Emergency response skills put to the test in mass casualty training simulation
CareFlight’s Critical Care Doctors will undergo a mock training exercise on Magnetic Island to refine their emergency medical skills in frontline critical care.
Multiple emergency services personnel, including CareFlight Doctors, will respond to a simulated mass casualty incident involving car wrecks at Florence Bay on Thursday, May 28.
CareFlight is advising locals not to be alarmed during this training exercise and request that they not call Triple Zero.
CareFlight’s Townsville Base Clinical Lead, Doctor Ben Butson, said this vital exercise will help prepare CareFlight Doctors for a worst case scenario.
“The simulated exercise will be staged in a geographically remote area on Magnetic Island under realistic conditions similar to what emergency responders would experience in the event of a mass casualty incident,” Doctor Butson said.
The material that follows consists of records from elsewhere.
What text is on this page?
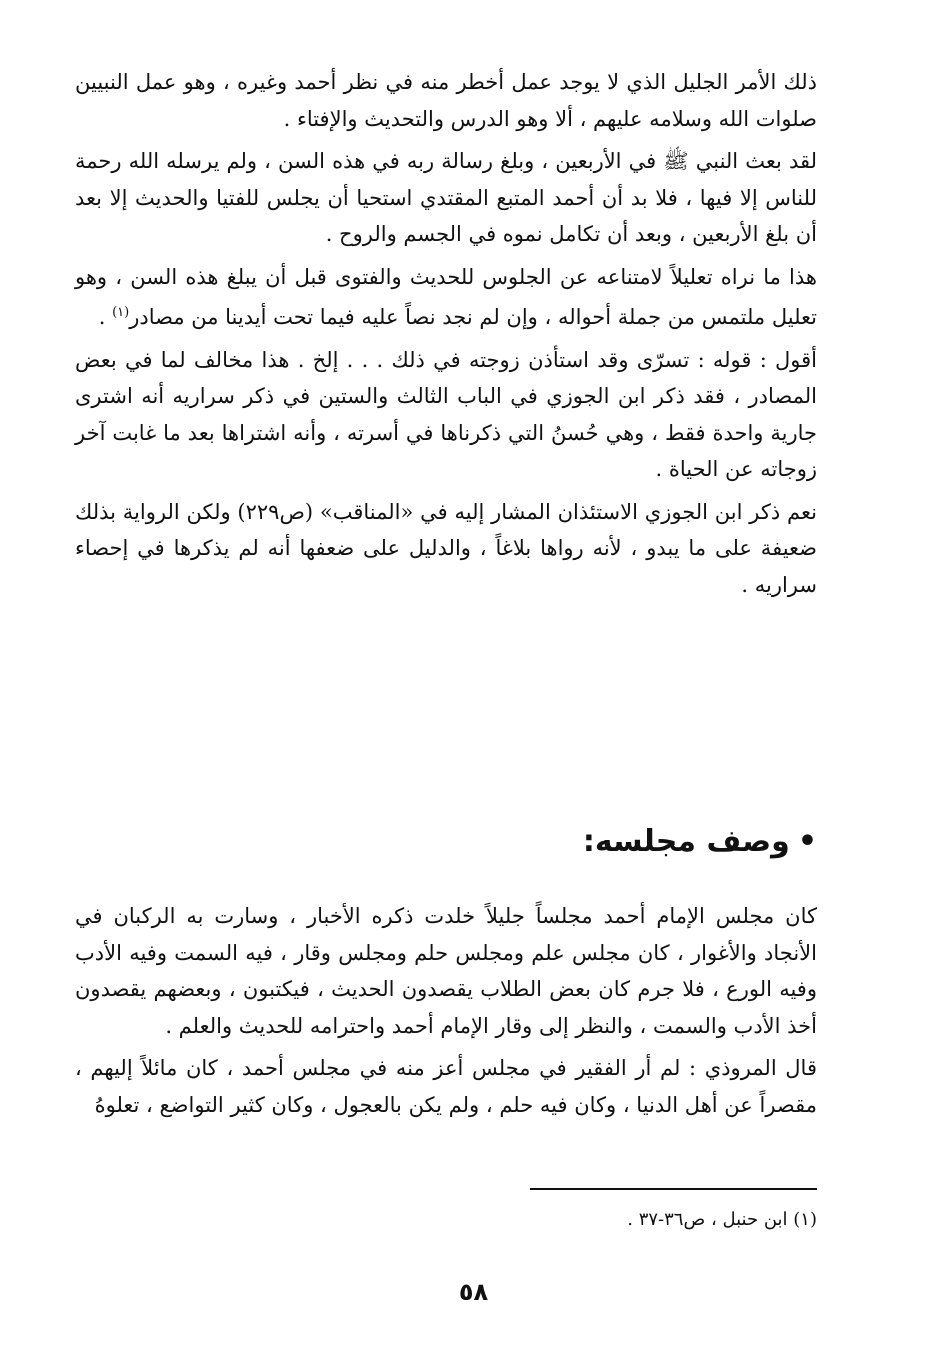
ذلك الأمر الجليل الذي لا يوجد عمل أخطر منه في نظر أحمد وغيره ، وهو عمل النبيين صلوات الله وسلامه عليهم ، ألا وهو الدرس والتحديث والإفتاء .

لقد بعث النبي ﷺ في الأربعين ، وبلغ رسالة ربه في هذه السن ، ولم يرسله الله رحمة للناس إلا فيها ، فلا بد أن أحمد المتبع المقتدي استحيا أن يجلس للفتيا والحديث إلا بعد أن بلغ الأربعين ، وبعد أن تكامل نموه في الجسم والروح .

هذا ما نراه تعليلاً لامتناعه عن الجلوس للحديث والفتوى قبل أن يبلغ هذه السن ، وهو تعليل ملتمس من جملة أحواله ، وإن لم نجد نصاً عليه فيما تحت أيدينا من مصادر$^{(١)}$ .

أقول : قوله : تسرّى وقد استأذن زوجته في ذلك . . . إلخ . هذا مخالف لما في بعض المصادر ، فقد ذكر ابن الجوزي في الباب الثالث والستين في ذكر سراريه أنه اشترى جارية واحدة فقط ، وهي حُسنُ التي ذكرناها في أسرته ، وأنه اشتراها بعد ما غابت آخر زوجاته عن الحياة .

نعم ذكر ابن الجوزي الاستئذان المشار إليه في «المناقب» (ص٢٢٩) ولكن الرواية بذلك ضعيفة على ما يبدو ، لأنه رواها بلاغاً ، والدليل على ضعفها أنه لم يذكرها في إحصاء سراريه .

•وصف مجلسه:

كان مجلس الإمام أحمد مجلساً جليلاً خلدت ذكره الأخبار ، وسارت به الركبان في الأنجاد والأغوار ، كان مجلس علم ومجلس حلم ومجلس وقار ، فيه السمت وفيه الأدب وفيه الورع ، فلا جرم كان بعض الطلاب يقصدون الحديث ، فيكتبون ، وبعضهم يقصدون أخذ الأدب والسمت ، والنظر إلى وقار الإمام أحمد واحترامه للحديث والعلم .

قال المروذي : لم أر الفقير في مجلس أعز منه في مجلس أحمد ، كان مائلاً إليهم ، مقصراً عن أهل الدنيا ، وكان فيه حلم ، ولم يكن بالعجول ، وكان كثير التواضع ، تعلوهُ

(١) ابن حنبل ، ص٣٦-٣٧ .
٥٨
“Emergency responders will have the added difficulties of dealing with poor communications while working in a high pressure environment.”
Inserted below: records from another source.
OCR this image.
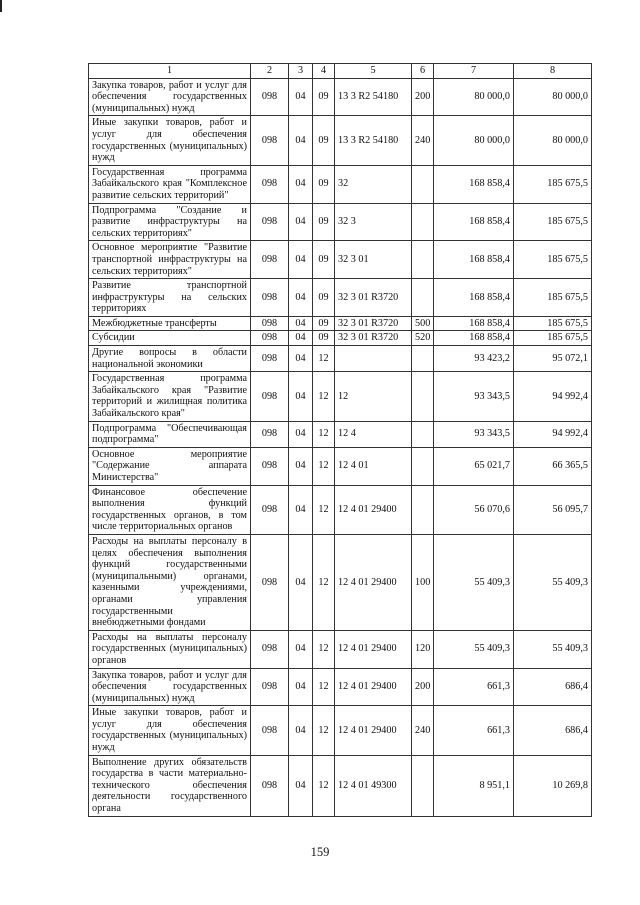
1	2	3	4	5	6	7	8
Закупка товаров, работ и услуг для обеспечения государственных (муниципальных) нужд	098	04	09	13 3 R2 54180	200	80 000,0	80 000,0
Иные закупки товаров, работ и услуг для обеспечения государственных (муниципальных) нужд	098	04	09	13 3 R2 54180	240	80 000,0	80 000,0
Государственная программа Забайкальского края "Комплексное развитие сельских территорий"	098	04	09	32		168 858,4	185 675,5
Подпрограмма "Создание и развитие инфраструктуры на сельских территориях"	098	04	09	32 3		168 858,4	185 675,5
Основное мероприятие "Развитие транспортной инфраструктуры на сельских территориях"	098	04	09	32 3 01		168 858,4	185 675,5
Развитие транспортной инфраструктуры на сельских территориях	098	04	09	32 3 01 R3720		168 858,4	185 675,5
Межбюджетные трансферты	098	04	09	32 3 01 R3720	500	168 858,4	185 675,5
Субсидии	098	04	09	32 3 01 R3720	520	168 858,4	185 675,5
Другие вопросы в области национальной экономики	098	04	12			93 423,2	95 072,1
Государственная программа Забайкальского края "Развитие территорий и жилищная политика Забайкальского края"	098	04	12	12		93 343,5	94 992,4
Подпрограмма "Обеспечивающая подпрограмма"	098	04	12	12 4		93 343,5	94 992,4
Основное мероприятие "Содержание аппарата Министерства"	098	04	12	12 4 01		65 021,7	66 365,5
Финансовое обеспечение выполнения функций государственных органов, в том числе территориальных органов	098	04	12	12 4 01 29400		56 070,6	56 095,7
Расходы на выплаты персоналу в целях обеспечения выполнения функций государственными (муниципальными) органами, казенными учреждениями, органами управления государственными внебюджетными фондами	098	04	12	12 4 01 29400	100	55 409,3	55 409,3
Расходы на выплаты персоналу государственных (муниципальных) органов	098	04	12	12 4 01 29400	120	55 409,3	55 409,3
Закупка товаров, работ и услуг для обеспечения государственных (муниципальных) нужд	098	04	12	12 4 01 29400	200	661,3	686,4
Иные закупки товаров, работ и услуг для обеспечения государственных (муниципальных) нужд	098	04	12	12 4 01 29400	240	661,3	686,4
Выполнение других обязательств государства в части материально-технического обеспечения деятельности государственного органа	098	04	12	12 4 01 49300		8 951,1	10 269,8
159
All emergency services units will be tested on their preparedness, response capabilities, decision making and rescue operation procedures during the simulated incident, which will be constructed to be as realistic as possible.
CareFlight Doctors will undertake an initial triage of casualties and practice essential pre-hospital medical care.
The practical exercise is also designed to test technical coordination and disaster management by helping to streamline emergency management operations between multiple agencies working together at the scene of a mass casualty accident.
The multi-agency exercise will be attended by approximately 40 emergency services staff and volunteers from CareFlight, Queensland Government Air, Queensland Ambulance Service, Australian Volunteer Coast Guard Association, Queensland Rural Fire Service, Queensland Police Service, the Military, SES, and Magnetic Island Auxiliary Fire and Emergency Service.
During the 2013-2014 financial year, 4,055 patients were seen by CareFlight Doctors.